しかし、そのナレッジが営業代行会社側だけに蓄積され、発注企業に十分共有されない場合があります。営業代行会社にとって、成果を生み出すノウハウは競争力そのものです。契約上の取り決めがなければ、すべてを発注企業へ移管する動機が弱くなることもあります。
- 営業リストと接触履歴
- 通話や商談の記録
- トークスクリプト
- 顧客の反応や失注理由
- 成果が出たターゲットの条件
- 改善した提案資料
- CRMに蓄積された営業データ
成果報酬型と受注数保証型の違い
| 比較項目 | 成果報酬型 | 受注数保証型 |
|---|---|---|
| 主な特徴 | 定めた成果の発生時に料金を支払う | 受注数を成果基準として支援する |
| 成果の定義 | アポ、商談、受注など契約により異なる | 主に受注数 |
| 代行会社の役割 | 定められた成果の獲得 | 受注までの営業プロセス全体 |
| 稼働の見通し | 案件の難易度により読みづらいことがある | 目標受注数から必要活動を設計する |
| ナレッジ | 代行会社側に残る可能性がある | 共有範囲を契約時に明確にする |
契約前に確認すべき5つのポイント
- 何を成果と定義しているか
アポイント、商談、契約書の締結、入金など、どの時点を成果とするのかを確認します。 - 成果の条件が明確か
対象業種、企業規模、担当者の役職、商談方法などを確認します。 - どこまで営業代行会社が担当するか
リスト作成、アプローチ、商談、提案書、追客までの担当範囲を明確にします。 - 成果が出ない場合に何を改善するか
架電数を増やすだけでなく、ターゲットや提案内容まで見直すのかを確認します。 - 発注企業側に求められる対応は何か
営業資料、見積もり、サービス改善など、双方の役割を確認します。
まとめ|料金体系ではなく、どこまで成果に責任を持つかで選ぶ
成果報酬型と受注数保証型は、似ているようで異なります。
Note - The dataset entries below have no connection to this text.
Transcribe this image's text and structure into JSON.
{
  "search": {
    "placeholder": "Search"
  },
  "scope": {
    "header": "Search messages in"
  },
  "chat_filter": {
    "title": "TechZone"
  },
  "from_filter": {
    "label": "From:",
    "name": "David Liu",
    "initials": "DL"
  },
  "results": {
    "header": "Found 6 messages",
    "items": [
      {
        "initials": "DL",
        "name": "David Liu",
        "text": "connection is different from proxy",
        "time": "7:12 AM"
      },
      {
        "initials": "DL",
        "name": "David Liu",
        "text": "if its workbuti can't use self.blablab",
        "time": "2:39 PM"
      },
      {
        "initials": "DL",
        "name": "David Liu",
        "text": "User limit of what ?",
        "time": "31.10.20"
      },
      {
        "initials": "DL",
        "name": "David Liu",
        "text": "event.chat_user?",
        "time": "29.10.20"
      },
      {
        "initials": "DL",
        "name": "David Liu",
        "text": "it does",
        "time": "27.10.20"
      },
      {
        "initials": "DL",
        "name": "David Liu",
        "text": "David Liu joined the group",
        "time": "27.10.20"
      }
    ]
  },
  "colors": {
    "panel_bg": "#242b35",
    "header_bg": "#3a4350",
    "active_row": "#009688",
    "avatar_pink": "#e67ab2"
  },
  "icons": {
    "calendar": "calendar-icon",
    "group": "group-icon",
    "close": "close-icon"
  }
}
成果報酬型は、定められた成果が発生した際に料金を支払う契約です。受注数保証型は、活動量やアポイント数だけではなく、受注数を成果基準として営業活動を設計するサービスです。
重要なのは料金体系の名称ではありません。営業代行会社が、どの成果を目指し、どこまで責任を持つのか。そして、営業活動から得られたナレッジが自社に残るかを確認することが重要です。